The department is known for basic and applied research that led to the global revolution in digital communications.  USC electrical engineers led the research efforts to create the JPEG and MPEG compression standards on the Internet. The department has held a prominent position in other areas of digital and wireless communications, ultra-wide band radio, fiber optics, quantum information-processing and nanotechnology.
Dean Yortsos, left, presents Hsieh with a framed print of the new banner. Andrew Viterbi is second from right, with USC President Steven Sample on far right.


In addition to the gift announcement, the dean’s board room on the fifth floor of Tutor Hall was named after Hsieh.  President Sample, Dean Yortsos, senior administrators and members of the Viterbi School BOC joined in a ceremonial unveiling of the glass sign bearing Hsieh’s name.

The Hsieh gift is the third department naming gift in the Viterbi School’s history.
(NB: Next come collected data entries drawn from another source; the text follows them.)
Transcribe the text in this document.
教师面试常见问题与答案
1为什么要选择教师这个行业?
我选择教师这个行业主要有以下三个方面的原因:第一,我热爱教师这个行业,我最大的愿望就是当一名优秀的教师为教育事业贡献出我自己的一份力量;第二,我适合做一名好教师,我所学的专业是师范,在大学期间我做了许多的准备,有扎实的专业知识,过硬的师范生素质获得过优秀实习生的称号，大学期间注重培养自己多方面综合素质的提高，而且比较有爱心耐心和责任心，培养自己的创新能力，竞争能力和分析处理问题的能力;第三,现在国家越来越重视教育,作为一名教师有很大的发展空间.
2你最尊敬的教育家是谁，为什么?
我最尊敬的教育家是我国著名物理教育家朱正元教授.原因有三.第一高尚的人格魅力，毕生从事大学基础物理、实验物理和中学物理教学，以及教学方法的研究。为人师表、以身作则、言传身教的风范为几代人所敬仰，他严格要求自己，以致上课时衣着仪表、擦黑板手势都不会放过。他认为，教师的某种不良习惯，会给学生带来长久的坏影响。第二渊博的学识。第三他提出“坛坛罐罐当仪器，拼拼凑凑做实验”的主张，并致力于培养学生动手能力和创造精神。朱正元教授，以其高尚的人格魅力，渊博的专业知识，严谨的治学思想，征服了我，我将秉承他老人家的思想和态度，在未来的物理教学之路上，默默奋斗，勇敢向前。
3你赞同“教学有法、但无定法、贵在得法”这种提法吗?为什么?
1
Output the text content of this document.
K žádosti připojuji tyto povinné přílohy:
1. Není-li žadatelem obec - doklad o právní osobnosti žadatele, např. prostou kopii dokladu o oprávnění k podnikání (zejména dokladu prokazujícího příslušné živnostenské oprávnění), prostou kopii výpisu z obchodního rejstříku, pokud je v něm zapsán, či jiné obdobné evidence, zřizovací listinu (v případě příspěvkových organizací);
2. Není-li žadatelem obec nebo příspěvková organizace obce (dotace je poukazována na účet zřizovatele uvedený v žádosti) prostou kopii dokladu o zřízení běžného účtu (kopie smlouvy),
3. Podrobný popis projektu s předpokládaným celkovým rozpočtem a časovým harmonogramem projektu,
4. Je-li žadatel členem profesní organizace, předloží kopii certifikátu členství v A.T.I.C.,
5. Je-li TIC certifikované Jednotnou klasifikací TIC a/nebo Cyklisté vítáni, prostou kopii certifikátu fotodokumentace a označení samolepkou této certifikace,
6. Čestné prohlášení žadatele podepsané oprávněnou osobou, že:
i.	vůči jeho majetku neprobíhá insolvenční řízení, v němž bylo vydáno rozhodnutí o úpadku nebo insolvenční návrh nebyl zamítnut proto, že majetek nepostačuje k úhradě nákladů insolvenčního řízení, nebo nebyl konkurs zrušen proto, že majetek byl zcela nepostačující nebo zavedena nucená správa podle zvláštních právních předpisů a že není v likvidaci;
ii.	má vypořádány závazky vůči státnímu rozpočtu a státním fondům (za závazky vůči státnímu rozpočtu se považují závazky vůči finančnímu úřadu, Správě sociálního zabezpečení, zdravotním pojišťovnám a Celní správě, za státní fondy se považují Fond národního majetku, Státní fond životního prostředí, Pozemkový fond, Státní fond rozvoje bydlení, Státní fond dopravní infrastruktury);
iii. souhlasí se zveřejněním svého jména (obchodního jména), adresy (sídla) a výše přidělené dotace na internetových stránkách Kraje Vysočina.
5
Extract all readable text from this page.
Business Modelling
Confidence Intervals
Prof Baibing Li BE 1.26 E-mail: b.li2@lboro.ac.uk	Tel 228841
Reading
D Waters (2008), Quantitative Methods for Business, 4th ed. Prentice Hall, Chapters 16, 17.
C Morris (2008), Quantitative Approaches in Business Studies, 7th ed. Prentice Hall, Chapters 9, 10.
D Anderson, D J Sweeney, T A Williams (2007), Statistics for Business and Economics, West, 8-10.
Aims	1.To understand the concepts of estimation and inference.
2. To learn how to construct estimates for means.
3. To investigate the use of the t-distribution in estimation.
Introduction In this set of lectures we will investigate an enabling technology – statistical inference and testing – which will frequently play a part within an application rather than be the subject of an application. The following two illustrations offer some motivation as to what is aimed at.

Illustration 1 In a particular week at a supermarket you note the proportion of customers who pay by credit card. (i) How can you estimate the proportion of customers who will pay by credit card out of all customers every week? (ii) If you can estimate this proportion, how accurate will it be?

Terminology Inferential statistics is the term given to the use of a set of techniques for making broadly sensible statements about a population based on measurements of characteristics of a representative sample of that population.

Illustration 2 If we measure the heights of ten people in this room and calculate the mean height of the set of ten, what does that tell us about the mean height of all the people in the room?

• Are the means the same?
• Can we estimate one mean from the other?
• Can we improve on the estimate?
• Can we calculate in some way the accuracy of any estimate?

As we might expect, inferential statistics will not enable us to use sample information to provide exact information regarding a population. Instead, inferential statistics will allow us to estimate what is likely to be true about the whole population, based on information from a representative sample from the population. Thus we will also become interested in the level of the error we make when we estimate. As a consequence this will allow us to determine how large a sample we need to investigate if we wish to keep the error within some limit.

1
Alumnus Daniel J. Epstein named the the USC Daniel J. Epstein Department of Industrial and Systems Engineering in 2002 and in September 2005, alumnus John Mork endowed the USC Mork Family Department of Chemical Engineering and Materials Science.  Also, in March 2006, alumnus Ken Klein endowed the Klein Institute of Undergraduate Engineering Life (KIUEL), the only one of its kind dedicated to undergraduate engineering activities outside of the classroom.